Ну, он сам заговорил о Минае и о К*! И теперь, лишь письма самого не доставая, потому что брат писал в каких-то мрачных выражениях, а только отгибая и отпуская щёлкающий капканом замок ридикюля, Капа сказала:
– Ты знаешь, Паша, трезвонить ли о себе в К* – это надо подумать… Минька пишет… Ну, может, это ещё неправда… Что появился у них в городе… Родичев… И будто бы ре-а-би-ли-тирован… Может это быть, а?
Пока она выговаривала это мерзкое длинное слово «ре-а-би-ли-ти-рован» и смотрела на замок ридикюля, уже склоняясь достать и письмо, – она пропустила то мгновение, что Паша стал белей белья.
– Что ты?? – вскрикнула она, пугаясь больше, чем была напугана этим письмом сама. – Что ты?!
Он был откинут к спинке и женским движением стягивал на себе её шаль.
– Да ещё, может, нет! – она подхватилась сильными руками взять его за плечи, в одной руке так и держа ридикюль, будто стараясь навесить ему на плечо. – Ещё, может, нет! Минька сам его не видел. Но – люди говорят…
Бледность Павла Николаевича постепенно сходила, но он весь ослабел – в поясе, в плечах, и ослабели его руки, а голову так и выворачивала набок опухоль.
– Зачем ты мне сказала? – несчастным, очень слабым голосом произнёс он. – Неужели у меня мало горя? Неужели у меня мало горя?.. – И он дважды произвёл без слёз плачущее вздрагивание грудью и головой.
– Ну прости меня, Пашенька! Ну прости меня, Пасик! – она держала его за плечи, а сама тоже трясла и трясла своей завитой львиной причёской медного цвета. – Но ведь и я теряю голову! И неужели он теперь может отнять у Миная комнату? Нет, вообще, к чему это идёт? Ты помнишь, мы уже слышали два таких случая?
– Да при чём тут комната, будь она проклята, пусть забирает, – плачущим шёпотом ответил он ей.
– Ну как проклята? А каково сейчас Минаю стесниться?
– Да ты о муже думай! Ты думай – я как?.. А про Гузуна он не пишет?
– Про Гузуна нет… А если они все теперь начнут возвращаться – что ж это будет?
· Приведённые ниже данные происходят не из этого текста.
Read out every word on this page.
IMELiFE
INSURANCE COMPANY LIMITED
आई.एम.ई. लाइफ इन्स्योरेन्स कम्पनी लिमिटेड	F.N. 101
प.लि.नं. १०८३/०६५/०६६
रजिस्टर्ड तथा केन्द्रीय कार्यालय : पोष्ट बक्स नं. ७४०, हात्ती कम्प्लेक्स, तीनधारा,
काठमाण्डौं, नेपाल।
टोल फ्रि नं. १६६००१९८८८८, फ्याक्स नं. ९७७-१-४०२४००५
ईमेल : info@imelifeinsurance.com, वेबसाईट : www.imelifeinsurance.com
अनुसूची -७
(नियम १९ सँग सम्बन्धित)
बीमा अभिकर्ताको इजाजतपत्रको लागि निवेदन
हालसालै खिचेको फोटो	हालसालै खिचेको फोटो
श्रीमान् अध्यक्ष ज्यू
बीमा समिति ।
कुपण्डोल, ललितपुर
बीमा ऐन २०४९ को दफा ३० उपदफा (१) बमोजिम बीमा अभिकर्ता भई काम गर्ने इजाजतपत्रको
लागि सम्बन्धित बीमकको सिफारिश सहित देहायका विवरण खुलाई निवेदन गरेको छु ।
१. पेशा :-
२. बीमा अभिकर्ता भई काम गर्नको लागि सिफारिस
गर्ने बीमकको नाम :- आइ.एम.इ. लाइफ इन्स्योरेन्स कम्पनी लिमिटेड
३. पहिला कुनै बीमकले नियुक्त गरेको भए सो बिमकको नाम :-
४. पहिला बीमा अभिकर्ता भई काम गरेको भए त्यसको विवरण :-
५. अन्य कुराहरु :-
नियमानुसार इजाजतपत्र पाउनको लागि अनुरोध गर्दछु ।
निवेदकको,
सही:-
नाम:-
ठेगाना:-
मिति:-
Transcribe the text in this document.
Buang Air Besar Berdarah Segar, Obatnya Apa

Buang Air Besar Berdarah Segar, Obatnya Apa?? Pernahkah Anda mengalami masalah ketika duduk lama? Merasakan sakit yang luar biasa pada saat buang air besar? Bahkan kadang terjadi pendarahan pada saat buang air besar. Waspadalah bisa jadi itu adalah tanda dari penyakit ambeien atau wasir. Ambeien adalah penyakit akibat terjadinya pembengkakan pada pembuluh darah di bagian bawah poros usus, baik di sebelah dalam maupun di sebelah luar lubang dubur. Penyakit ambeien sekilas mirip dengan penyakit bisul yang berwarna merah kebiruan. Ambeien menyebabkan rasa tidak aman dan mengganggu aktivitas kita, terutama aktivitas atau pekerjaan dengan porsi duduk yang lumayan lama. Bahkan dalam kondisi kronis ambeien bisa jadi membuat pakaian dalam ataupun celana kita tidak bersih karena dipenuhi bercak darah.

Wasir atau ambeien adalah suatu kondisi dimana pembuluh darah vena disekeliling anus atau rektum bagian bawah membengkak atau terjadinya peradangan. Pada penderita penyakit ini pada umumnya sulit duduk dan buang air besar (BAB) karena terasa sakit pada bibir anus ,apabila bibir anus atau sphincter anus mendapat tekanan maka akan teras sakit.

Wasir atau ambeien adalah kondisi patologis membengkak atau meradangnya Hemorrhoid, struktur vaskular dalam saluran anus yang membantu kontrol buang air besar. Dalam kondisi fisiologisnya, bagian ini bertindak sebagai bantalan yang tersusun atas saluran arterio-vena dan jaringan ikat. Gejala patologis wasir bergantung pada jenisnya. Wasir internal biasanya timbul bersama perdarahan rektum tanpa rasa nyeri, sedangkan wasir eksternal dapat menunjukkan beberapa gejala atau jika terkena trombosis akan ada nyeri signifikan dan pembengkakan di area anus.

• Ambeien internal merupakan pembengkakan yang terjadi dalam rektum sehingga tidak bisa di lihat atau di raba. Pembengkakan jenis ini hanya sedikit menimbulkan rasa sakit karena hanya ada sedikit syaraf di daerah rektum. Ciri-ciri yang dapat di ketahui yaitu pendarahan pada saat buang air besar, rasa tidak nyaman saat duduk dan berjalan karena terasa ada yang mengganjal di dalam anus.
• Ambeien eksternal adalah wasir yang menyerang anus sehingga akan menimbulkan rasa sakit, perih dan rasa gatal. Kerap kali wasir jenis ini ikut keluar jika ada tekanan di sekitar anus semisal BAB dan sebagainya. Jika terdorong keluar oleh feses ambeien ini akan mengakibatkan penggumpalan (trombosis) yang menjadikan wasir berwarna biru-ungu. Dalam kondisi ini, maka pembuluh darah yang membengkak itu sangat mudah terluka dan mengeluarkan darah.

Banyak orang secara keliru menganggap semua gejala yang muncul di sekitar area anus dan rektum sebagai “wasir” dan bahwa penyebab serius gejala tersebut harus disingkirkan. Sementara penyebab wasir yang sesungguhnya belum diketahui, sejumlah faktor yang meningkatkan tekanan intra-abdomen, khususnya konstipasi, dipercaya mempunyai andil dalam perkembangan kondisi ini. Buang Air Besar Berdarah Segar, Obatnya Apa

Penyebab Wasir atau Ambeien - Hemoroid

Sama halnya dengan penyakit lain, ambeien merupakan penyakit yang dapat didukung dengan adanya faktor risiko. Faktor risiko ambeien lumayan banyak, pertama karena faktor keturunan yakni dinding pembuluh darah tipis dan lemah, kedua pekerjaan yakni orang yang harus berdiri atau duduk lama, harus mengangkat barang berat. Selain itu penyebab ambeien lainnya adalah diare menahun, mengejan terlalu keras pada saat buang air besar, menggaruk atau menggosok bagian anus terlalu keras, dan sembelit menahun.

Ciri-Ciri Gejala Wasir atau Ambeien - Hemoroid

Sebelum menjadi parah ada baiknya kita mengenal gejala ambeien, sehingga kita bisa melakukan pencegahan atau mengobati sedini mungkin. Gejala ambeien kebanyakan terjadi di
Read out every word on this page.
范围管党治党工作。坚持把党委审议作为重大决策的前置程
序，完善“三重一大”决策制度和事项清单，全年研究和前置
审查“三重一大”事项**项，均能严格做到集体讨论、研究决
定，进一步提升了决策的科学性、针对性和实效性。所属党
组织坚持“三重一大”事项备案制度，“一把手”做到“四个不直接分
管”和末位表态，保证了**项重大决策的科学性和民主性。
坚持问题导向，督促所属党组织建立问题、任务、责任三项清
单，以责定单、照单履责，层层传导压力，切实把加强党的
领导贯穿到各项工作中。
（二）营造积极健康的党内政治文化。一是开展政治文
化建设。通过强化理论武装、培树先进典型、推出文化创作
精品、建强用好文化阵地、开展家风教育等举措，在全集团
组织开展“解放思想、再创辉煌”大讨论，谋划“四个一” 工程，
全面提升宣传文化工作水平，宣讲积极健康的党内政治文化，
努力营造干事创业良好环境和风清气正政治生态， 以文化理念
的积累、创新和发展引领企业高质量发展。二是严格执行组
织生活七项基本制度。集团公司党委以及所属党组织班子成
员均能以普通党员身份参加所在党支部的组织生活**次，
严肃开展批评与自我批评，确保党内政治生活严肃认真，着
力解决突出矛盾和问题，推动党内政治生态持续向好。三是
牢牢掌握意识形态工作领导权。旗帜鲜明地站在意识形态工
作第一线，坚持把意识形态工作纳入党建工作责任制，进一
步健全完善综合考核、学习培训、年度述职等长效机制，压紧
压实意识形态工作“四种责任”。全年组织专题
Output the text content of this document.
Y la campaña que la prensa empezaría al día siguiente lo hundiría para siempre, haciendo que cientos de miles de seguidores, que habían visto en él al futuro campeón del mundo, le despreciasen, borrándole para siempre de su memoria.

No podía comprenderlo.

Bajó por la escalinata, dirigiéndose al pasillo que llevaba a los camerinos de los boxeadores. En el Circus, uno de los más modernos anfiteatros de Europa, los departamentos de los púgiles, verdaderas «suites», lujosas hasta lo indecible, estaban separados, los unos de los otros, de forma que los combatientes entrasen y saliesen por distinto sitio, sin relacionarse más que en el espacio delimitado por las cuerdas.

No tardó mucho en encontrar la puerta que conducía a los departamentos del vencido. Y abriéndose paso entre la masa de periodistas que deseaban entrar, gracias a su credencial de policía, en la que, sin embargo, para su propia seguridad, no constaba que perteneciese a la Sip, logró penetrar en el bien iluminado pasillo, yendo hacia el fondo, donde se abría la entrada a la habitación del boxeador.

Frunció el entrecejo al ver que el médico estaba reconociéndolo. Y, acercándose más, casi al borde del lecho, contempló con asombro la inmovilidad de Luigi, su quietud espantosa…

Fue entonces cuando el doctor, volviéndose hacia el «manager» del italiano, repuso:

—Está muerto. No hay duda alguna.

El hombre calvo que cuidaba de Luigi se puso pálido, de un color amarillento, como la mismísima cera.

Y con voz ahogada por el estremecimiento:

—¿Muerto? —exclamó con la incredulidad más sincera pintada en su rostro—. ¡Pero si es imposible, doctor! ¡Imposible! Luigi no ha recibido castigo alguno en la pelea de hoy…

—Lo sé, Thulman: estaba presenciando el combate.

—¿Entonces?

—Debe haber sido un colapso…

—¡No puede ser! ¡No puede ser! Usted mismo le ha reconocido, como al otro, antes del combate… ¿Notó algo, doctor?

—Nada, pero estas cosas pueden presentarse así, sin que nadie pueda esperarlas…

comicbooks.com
– Откуда я знаю! – придушенным голосом отвечал муж. – Какое ж они право имеют теперь их выпускать?.. Как же можно так безжалостно травмировать людей?..
Так ждал Русанов хоть на этом свидании приободриться, а получилось во много тошней, лучше бы Капа совсем и не приезжала. Он поднимался по лестнице, шатаясь, вцепясь в перила, чувствуя, как всё больше его разбирает озноб. Капа не могла провожать его наверх одетая – бездельница-санитарка специально стояла и не пускала, так её Капа и погнала проводить Павла Николаевича до палаты и отнести сумку с продуктами. За дежурным столиком лупоглазая эта сестра Зоя, которая почему-то понравилась Русанову в первый вечер, теперь, загородясь ведомостями, сидела и кокетничала с неотёсанным Оглоедом, мало думая о больных. Русанов попросил у неё аспирин, она тут же заученно-бойко ответила, что аспирин только вечером. Но всё ж дала померить температуру. И потом что-то ему принесла.